Computing the sequence itself

We want our program to output a longest sequence, not just its length. To facilitate judging the correctness, the answer should be unique, so we have to come up with tie breaking rules: when two increasing subsequences $b_1 \lt b_2 \lt \dots \lt b_k$ and $c_1 \lt c_2 \lt \dots \lt c_k$ have the same size, we prefer one with the smallest values. But what does that even mean? Couldn't it be that one LISS is $[4, 5, 21]$ and the other is $[7, 8, 19]$? In that case, which one has "smaller values"? It turns out that there is always a unique minimum that is minimal in every position:

Theorem Suppose $[b_1, \dots, b_k]$ and $[c_1, \dots, c_k]$ are both LISS of the array $A$. Then

\begin{align*} \min(b_1, c_1), \min(b_2, c_2), \dots, \min(b_k, c_k) \end{align*}

is also a LISS of $A$.

Remark: It is pretty easy to show that the new sequence is increasing. In fact, this holds even if $\vec{b}$ and $\vec{a}$ are not necessarily longest ISS of $A$. However, it might be that the new sequence is not a subsequence of $A$! For example, when $A = [2, 3, 1, 4]$ and $\vec{a} = [2,3]$ and $\vec{b} = [1,4]$ then the pointwise minimum would be $[1,3]$, but now this is not a subsequence of $A$ anymore. To prove that this cannot occur, you must use that $\vec{a}$ and $\vec{b}$ are, in fact, longest increasing subsequences of $A$.

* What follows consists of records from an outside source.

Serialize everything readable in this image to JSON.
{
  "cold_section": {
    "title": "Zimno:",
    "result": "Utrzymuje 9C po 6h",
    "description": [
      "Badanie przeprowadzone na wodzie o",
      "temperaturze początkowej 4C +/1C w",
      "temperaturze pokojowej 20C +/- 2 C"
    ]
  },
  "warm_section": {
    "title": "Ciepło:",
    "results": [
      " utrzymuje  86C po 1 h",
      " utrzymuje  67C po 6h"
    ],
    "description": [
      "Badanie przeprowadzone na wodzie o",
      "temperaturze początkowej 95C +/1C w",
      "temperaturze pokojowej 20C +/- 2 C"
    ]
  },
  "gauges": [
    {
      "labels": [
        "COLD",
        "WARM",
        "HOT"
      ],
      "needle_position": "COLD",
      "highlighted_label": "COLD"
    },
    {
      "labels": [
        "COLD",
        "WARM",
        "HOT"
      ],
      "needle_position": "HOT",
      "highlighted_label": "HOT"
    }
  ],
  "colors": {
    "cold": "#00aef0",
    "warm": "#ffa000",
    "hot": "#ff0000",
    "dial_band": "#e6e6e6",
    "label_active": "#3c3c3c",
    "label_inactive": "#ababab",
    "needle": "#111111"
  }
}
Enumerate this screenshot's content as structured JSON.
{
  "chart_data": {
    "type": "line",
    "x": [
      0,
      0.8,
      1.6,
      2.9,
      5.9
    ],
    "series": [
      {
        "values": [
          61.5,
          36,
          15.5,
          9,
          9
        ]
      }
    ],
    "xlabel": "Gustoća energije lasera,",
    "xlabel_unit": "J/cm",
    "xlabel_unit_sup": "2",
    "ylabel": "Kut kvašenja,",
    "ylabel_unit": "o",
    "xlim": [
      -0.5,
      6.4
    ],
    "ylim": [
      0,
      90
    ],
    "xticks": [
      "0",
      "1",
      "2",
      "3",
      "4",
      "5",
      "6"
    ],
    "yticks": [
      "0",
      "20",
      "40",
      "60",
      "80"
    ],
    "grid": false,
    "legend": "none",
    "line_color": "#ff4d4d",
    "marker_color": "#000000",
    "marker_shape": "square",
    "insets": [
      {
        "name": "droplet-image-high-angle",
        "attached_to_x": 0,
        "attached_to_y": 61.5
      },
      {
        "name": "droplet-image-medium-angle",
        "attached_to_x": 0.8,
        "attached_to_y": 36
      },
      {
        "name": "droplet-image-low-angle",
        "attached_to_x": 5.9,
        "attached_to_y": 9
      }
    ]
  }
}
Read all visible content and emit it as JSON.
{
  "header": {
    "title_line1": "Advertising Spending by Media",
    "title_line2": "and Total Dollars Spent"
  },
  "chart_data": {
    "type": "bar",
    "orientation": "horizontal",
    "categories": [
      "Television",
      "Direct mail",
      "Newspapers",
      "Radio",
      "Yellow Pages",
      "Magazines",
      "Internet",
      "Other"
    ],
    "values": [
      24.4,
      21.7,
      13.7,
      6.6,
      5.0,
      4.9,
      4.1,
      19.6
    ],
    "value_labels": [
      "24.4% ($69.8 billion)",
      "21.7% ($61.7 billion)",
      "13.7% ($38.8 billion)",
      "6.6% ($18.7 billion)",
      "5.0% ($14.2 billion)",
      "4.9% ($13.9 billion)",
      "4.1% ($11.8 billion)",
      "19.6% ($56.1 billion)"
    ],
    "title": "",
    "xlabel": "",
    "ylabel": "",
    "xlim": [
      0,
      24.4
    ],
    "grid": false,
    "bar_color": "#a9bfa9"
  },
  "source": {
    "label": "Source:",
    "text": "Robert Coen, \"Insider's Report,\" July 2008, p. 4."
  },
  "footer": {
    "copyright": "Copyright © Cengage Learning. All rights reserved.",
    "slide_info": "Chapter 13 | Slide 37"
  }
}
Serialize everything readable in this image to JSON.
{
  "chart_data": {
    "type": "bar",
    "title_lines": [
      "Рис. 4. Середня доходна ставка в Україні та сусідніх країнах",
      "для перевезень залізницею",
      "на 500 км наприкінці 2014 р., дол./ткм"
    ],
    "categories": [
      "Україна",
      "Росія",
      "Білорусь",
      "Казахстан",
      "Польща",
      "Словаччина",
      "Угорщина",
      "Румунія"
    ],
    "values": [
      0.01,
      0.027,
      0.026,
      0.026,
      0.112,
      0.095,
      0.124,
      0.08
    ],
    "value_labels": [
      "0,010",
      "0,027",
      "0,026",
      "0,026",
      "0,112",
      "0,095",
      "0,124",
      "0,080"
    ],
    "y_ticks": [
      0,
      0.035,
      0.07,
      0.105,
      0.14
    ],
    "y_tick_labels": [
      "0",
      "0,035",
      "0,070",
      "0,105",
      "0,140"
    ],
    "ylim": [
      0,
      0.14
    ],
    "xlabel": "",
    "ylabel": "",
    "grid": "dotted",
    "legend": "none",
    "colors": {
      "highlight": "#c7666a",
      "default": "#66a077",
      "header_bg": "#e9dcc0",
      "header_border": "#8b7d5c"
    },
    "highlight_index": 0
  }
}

Problem Add bookkeeping to your implementation such that it does not only output the length of the LISS but the LISS with minimal values itself.

python quadratic.py < testcases/example-from-lecture-notes.in                             
6
4 6 7 8 11 12

Problem Improve your implementation of the quadratic algorithm: in order to find the $k$ for which (\ref{correct-position-of-x}) holds, don't use linear search; use binary search.